Parveen Shams, a college senior in search of a calling, feels pulled between her charismatic and mercurial anthropology professor and the comfortable but predictable Afghan-American community in her Northern California hometown. When she discovers a bestselling book called Mother Afghanistan, a memoir by humanitarian Gideon Crane that has become a bible for American engagement in the country, she is inspired. Galvanized by Crane's experience, Parveen travels to a remote village in the land of her birth to join the work of his charitable foundation.
When she arrives, however, Crane's maternity clinic, while grandly equipped, is mostly unstaffed. The villagers do not exhibit the gratitude she expected to receive. And Crane's memoir appears to be littered with mistakes, or outright fabrications. As the reasons for Parveen's pilgrimage crumble beneath her, the U.S. military, also drawn by Crane's book, turns up to pave the solde road to the village, bringing the war in their wake. When a fatal ambush occurs, Parveen must decide whether her loyalties lie with the villagers or the soldiers -- and she must determine her own relationship to the truth.
Amy Waldman, who reported from Afghanistan for the New York Times after 9/11, has created a taut, propulsive novel about power, perspective, and idealism, brushing aside the dust of America's longest-standing war to reveal the complicated truths beneath.
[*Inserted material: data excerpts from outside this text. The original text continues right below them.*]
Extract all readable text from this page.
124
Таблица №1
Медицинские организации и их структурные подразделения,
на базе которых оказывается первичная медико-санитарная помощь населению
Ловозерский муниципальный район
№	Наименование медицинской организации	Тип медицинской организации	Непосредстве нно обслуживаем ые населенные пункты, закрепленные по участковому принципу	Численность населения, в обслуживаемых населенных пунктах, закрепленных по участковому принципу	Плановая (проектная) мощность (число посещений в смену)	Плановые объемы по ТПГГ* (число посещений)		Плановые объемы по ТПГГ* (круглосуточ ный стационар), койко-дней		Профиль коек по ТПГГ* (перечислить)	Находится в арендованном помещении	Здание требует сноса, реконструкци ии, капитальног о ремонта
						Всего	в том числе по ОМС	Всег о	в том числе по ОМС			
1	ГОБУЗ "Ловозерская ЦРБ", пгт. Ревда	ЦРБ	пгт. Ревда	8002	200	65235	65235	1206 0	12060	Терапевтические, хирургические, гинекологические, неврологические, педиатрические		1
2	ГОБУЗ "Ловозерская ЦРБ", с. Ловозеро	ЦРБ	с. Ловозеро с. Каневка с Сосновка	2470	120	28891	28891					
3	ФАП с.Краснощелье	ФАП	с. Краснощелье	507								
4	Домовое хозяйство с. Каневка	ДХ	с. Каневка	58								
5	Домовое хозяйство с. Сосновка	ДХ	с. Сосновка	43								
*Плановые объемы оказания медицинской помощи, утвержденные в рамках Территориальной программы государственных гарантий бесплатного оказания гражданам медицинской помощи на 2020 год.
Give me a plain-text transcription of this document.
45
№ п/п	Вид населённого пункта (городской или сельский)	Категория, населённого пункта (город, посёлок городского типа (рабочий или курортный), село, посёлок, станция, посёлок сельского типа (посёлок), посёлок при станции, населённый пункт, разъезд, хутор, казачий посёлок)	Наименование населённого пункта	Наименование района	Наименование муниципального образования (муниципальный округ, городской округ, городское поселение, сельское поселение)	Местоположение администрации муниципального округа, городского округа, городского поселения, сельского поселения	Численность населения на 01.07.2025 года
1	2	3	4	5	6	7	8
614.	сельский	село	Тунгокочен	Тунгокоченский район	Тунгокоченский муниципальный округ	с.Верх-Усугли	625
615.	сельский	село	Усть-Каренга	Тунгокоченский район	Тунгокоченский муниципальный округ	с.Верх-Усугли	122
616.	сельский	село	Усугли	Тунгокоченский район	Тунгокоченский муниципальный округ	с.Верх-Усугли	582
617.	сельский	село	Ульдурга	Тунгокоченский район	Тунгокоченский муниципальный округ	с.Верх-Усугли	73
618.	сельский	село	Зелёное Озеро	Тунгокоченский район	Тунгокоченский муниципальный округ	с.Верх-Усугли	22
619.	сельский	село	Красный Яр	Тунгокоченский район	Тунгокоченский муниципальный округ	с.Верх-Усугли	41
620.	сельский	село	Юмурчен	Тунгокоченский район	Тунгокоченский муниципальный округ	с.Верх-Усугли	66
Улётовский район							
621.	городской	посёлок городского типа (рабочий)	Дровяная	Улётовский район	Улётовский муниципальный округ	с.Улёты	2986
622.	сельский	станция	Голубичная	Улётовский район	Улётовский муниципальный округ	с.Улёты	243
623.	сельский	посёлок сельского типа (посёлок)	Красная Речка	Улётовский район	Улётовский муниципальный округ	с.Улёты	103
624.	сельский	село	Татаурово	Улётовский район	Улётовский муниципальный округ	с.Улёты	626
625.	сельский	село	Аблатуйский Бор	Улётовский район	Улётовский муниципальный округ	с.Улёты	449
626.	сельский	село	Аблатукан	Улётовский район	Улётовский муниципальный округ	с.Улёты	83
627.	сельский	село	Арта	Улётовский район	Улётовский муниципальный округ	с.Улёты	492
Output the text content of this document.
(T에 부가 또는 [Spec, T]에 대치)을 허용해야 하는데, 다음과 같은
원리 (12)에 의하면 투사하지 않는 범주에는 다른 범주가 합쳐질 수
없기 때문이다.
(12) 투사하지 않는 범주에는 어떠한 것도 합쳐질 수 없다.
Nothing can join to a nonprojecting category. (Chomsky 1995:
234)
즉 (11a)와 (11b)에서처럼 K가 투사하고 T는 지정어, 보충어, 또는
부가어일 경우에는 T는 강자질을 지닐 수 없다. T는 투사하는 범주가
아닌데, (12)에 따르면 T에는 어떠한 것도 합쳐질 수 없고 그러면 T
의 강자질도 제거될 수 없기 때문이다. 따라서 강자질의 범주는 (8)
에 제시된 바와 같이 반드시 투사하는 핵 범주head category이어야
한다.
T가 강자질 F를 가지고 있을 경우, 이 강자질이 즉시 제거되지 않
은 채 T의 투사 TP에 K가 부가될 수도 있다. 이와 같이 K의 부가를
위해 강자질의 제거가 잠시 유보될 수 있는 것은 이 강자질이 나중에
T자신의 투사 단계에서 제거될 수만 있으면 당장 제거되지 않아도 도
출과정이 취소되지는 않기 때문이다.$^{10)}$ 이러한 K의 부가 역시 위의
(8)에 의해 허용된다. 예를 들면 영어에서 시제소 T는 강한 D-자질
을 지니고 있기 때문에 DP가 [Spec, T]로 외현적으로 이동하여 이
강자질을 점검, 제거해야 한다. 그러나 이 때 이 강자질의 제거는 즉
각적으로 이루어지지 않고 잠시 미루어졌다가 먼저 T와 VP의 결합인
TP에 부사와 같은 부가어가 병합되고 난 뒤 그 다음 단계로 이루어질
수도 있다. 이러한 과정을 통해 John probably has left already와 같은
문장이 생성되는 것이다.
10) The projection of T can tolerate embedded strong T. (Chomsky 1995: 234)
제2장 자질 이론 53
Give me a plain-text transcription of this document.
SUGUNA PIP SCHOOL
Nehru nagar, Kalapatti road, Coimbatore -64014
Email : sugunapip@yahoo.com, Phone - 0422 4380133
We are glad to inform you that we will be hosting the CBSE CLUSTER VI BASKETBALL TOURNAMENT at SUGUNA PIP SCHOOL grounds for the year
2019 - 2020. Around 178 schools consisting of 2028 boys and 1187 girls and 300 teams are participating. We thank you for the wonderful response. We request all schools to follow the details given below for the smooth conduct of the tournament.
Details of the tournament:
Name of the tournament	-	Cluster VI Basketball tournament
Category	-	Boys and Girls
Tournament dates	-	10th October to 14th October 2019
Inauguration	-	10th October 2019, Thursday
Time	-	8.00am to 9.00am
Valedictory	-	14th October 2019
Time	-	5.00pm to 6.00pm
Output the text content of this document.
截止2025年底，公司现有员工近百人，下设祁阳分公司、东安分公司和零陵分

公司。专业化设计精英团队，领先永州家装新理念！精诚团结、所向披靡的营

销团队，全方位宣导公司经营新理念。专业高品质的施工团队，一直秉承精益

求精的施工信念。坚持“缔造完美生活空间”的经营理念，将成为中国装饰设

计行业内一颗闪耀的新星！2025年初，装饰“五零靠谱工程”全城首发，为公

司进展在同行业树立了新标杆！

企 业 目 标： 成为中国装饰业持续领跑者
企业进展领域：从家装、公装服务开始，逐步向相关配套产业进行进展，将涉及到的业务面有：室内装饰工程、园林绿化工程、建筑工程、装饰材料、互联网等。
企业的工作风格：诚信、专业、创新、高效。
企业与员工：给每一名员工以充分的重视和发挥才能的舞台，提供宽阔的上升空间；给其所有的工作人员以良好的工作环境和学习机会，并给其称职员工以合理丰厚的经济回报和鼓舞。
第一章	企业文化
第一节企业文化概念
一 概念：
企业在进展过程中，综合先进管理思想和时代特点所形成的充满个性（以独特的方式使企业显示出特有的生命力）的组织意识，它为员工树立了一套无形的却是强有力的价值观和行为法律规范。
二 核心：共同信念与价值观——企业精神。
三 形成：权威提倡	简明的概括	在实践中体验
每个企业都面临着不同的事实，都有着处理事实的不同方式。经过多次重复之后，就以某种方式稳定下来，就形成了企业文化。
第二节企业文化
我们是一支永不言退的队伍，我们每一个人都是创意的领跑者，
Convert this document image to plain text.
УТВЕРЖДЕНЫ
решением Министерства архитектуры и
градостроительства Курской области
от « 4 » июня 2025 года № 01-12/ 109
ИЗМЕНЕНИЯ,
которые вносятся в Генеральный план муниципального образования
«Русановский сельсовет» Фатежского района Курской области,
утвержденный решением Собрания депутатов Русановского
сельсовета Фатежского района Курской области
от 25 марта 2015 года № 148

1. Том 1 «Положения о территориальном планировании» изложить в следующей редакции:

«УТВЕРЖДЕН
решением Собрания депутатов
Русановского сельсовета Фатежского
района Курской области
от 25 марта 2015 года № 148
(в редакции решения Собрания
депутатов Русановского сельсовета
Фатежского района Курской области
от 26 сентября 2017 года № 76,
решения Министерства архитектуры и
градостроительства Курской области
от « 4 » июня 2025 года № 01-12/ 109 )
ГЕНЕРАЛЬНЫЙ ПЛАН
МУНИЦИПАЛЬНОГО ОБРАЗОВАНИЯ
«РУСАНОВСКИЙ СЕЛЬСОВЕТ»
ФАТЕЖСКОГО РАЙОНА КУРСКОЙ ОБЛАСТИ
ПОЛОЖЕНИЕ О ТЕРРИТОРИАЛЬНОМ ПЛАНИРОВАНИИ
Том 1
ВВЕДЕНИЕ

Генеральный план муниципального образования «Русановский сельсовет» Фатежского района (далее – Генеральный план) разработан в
A Door in the Earth is the rarest of books, one that helps us understand living history through poignant characters and unforgettable storytelling.
PUBLISHERS WEEKLY
Waldman's potent novel (after The Submission) follows Parveen Shamsa, freshly out of college and inspired by Mother Afghanistan, a memoir written by an American ophthalmologist named Gideon Crane recounting his time working in remote Afghanistan, as she sets out to retrace Crane's footsteps. Armed with a grant from UC Berkeley and introductions to Crane's old host, Waheed, Parveen, an Afghan-American from Northern California, heads for the maternity clinic Crane built for the village, intent on reconnecting with her Afghan heritage and actualizing her idealism. Reality, however, is far more complicated than Crane's palatable account: without a doctor, the clinic is a hollow shell, and Crane's meddling did little more than throw the lives of locals into chaos. When a detachment of U.S. Army engineers begin construction on a road to the village a PR play inspired by the clinic's fame the convenient fantasy constructed by Mother Afghanistan comes into direct conflict with the messy realities of war. Waldman, a former reporter for the New York Times out of Kabul, paints a blistering portrayal of the misguided aspirations and convenient lies that have fed the war in Afghanistan. This is an impressive novel.)